Characterisation of the Energy of Gaussian Beams on Lorentzian Manifolds - with Applications to Black Hole Spacetimes

It is known that using the Gaussian beam approximation one can show that there exist solutions of the wave equation on a general globally hyperbolic Lorentzian manifold whose energy is localised along a given null geodesic for a finite, but arbitrarily long time. In this paper, we show that the energy of such a localised solution is determined by the energy of the underlying null geodesic. This result opens the door to various applications of Gaussian beams on Lorentzian manifolds that do not admit a globally timelike Killing vector field. In particular we show that trapping in the exterior of Kerr or at the horizon of an extremal Reissner-Nordström black hole necessarily leads to a `loss of derivative' in a local energy decay statement.
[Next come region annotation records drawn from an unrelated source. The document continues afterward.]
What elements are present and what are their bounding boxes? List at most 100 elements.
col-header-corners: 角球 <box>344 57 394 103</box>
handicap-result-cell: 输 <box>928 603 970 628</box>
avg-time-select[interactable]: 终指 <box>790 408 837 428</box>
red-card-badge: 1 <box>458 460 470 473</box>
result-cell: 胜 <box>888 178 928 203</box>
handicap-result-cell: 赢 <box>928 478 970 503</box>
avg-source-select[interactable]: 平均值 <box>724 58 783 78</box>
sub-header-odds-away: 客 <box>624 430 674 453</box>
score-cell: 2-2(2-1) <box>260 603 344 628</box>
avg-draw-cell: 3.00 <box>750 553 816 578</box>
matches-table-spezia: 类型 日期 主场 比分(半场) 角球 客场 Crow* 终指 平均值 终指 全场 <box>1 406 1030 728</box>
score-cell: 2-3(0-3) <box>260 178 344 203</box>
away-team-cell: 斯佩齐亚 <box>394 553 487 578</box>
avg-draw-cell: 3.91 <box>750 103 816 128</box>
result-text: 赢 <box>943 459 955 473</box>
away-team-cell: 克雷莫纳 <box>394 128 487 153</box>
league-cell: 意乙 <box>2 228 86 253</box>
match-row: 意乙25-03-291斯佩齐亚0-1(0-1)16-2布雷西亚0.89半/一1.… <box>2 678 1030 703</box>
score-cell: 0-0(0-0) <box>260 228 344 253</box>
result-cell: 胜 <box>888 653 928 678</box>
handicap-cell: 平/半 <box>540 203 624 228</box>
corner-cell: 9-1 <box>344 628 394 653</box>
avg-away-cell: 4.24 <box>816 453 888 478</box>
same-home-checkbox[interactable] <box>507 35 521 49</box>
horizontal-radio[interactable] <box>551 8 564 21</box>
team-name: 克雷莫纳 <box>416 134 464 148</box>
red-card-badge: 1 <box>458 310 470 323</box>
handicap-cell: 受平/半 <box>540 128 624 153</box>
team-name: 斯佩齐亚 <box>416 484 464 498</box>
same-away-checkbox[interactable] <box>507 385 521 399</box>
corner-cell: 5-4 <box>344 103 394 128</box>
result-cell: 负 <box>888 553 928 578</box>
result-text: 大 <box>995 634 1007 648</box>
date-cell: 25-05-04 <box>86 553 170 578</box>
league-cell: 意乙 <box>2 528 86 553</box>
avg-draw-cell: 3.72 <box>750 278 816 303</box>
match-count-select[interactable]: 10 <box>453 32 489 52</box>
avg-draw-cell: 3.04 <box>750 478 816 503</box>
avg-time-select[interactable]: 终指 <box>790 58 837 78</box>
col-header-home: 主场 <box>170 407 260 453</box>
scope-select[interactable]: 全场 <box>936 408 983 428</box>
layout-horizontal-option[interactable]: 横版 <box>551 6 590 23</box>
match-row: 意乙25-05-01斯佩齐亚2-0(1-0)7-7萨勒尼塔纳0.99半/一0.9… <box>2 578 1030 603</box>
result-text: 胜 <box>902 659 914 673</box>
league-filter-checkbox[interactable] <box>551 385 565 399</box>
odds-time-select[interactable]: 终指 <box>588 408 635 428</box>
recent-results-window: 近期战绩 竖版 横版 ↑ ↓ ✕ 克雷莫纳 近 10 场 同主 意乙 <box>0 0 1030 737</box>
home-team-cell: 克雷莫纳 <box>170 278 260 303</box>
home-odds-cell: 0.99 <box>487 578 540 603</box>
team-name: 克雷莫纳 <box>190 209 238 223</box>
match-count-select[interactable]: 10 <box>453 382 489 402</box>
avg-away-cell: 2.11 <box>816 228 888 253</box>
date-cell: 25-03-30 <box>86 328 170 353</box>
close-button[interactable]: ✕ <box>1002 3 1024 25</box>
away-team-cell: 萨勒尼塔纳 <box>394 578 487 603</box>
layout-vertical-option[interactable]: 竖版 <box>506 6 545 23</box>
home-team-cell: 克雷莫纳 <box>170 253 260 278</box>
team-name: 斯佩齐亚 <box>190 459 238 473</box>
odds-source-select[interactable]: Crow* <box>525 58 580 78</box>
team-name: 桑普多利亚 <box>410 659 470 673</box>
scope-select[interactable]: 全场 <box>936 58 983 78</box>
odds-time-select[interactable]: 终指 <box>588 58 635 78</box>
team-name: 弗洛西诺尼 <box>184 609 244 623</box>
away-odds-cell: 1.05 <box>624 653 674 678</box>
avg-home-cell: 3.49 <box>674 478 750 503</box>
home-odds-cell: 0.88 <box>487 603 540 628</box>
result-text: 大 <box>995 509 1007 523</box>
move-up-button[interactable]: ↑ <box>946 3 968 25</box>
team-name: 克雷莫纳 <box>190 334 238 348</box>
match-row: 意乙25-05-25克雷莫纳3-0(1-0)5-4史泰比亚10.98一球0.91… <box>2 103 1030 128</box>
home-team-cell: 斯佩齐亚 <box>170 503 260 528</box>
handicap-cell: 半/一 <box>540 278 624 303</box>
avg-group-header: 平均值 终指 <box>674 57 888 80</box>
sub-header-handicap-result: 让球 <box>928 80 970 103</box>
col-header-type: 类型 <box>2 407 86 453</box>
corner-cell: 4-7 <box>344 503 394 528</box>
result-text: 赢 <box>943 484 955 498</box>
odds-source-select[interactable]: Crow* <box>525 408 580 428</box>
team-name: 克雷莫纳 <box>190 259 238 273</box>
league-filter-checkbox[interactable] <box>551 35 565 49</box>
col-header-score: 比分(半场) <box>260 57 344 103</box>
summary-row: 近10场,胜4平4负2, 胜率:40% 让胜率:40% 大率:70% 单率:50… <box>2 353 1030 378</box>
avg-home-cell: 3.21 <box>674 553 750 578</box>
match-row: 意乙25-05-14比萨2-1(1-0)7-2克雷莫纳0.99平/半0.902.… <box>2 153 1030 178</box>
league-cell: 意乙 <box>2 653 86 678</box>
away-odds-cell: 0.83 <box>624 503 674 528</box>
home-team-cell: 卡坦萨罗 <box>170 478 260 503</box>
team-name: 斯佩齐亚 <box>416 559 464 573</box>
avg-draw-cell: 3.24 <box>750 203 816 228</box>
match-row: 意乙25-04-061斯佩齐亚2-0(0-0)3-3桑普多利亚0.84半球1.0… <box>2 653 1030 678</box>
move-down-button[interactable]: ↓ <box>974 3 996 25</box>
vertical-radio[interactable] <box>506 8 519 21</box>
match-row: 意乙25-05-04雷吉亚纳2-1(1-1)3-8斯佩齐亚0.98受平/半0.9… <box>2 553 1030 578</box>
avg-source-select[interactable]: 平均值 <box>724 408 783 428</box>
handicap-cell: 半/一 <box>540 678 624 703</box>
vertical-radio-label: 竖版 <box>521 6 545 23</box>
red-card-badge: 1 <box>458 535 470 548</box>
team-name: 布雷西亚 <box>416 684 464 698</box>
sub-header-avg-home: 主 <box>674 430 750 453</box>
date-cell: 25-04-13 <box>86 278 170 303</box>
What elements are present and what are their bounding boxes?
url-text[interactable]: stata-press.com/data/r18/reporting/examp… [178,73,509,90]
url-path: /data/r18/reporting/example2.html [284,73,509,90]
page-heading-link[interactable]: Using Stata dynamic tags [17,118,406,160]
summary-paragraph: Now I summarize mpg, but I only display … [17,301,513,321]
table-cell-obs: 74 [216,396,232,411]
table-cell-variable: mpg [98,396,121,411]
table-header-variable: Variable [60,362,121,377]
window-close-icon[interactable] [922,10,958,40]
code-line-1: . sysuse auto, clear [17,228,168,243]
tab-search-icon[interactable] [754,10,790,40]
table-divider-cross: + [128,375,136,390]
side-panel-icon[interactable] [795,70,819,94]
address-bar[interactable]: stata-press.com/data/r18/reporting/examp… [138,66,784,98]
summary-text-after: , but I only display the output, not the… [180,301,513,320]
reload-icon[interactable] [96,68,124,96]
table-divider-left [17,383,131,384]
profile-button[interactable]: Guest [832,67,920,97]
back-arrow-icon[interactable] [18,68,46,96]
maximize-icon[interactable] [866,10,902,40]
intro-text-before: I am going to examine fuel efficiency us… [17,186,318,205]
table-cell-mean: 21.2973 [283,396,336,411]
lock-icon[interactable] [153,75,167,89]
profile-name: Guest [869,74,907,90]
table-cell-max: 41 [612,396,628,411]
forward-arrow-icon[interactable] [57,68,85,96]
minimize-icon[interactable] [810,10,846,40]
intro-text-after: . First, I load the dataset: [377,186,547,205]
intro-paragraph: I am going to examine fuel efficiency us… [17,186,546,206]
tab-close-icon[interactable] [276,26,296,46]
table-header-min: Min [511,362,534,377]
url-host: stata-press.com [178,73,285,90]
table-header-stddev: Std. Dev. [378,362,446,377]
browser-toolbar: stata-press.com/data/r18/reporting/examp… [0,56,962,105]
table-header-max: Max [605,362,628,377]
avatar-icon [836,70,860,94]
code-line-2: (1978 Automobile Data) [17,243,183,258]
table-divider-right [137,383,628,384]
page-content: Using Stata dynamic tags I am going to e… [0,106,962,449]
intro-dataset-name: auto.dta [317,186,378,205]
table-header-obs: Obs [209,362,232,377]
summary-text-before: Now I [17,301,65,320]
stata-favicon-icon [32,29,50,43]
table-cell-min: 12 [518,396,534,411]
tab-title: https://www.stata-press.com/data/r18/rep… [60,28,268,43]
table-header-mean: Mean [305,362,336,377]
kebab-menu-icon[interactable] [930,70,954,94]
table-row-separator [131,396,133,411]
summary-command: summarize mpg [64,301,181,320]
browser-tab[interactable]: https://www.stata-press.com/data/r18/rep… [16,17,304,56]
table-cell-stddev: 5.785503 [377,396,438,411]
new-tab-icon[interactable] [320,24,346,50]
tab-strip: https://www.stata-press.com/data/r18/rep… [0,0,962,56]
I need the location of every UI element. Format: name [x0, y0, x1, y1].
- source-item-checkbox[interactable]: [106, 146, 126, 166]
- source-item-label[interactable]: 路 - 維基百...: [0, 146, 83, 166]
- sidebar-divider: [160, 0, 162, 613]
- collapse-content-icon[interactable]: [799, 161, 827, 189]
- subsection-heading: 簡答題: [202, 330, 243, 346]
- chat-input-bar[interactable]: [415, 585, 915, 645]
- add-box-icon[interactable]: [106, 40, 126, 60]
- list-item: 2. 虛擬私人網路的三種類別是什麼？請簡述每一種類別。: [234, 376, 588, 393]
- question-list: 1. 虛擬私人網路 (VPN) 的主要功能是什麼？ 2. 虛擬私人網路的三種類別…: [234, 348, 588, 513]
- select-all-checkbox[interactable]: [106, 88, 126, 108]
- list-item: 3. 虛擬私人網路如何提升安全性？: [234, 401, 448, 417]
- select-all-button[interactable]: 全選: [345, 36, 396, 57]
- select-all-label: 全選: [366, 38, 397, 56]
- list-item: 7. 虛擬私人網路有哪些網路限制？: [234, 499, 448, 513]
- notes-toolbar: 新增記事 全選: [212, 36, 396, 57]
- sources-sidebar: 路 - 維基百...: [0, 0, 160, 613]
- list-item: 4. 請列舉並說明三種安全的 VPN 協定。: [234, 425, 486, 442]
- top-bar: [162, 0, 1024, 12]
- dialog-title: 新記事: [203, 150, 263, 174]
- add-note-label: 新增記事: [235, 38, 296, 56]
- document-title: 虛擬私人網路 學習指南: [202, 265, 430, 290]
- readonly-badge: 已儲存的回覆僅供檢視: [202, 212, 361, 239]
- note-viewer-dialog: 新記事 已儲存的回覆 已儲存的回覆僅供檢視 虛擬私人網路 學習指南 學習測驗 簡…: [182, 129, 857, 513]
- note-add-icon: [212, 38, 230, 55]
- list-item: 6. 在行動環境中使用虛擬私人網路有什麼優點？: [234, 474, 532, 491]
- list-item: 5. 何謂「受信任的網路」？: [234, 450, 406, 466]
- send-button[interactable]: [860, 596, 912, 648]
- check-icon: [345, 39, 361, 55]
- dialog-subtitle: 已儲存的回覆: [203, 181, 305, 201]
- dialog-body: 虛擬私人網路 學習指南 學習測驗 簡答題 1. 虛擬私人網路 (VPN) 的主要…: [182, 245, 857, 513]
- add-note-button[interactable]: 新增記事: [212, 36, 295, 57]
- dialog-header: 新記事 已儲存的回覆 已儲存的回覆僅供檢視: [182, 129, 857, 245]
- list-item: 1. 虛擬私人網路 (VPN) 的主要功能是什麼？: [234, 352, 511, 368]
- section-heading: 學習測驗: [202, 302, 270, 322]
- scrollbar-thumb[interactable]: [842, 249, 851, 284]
We also demonstrate the obstruction formed by the red-shift effect at the event horizon of a Schwarzschild black hole to scattering constructions from the future (where the red-shift turns into a blue-shift): we construct solutions to the backwards problem whose energies grow exponentially for a finite, but arbitrarily long time. Finally, we give a simple mathematical realisation of the heuristics for the blue-shift effect near the Cauchy horizon of sub-extremal and extremal black holes: we construct a sequence of solutions to the wave equation whose initial energies are uniformly bounded, whereas the energy near the Cauchy horizon goes to infinity.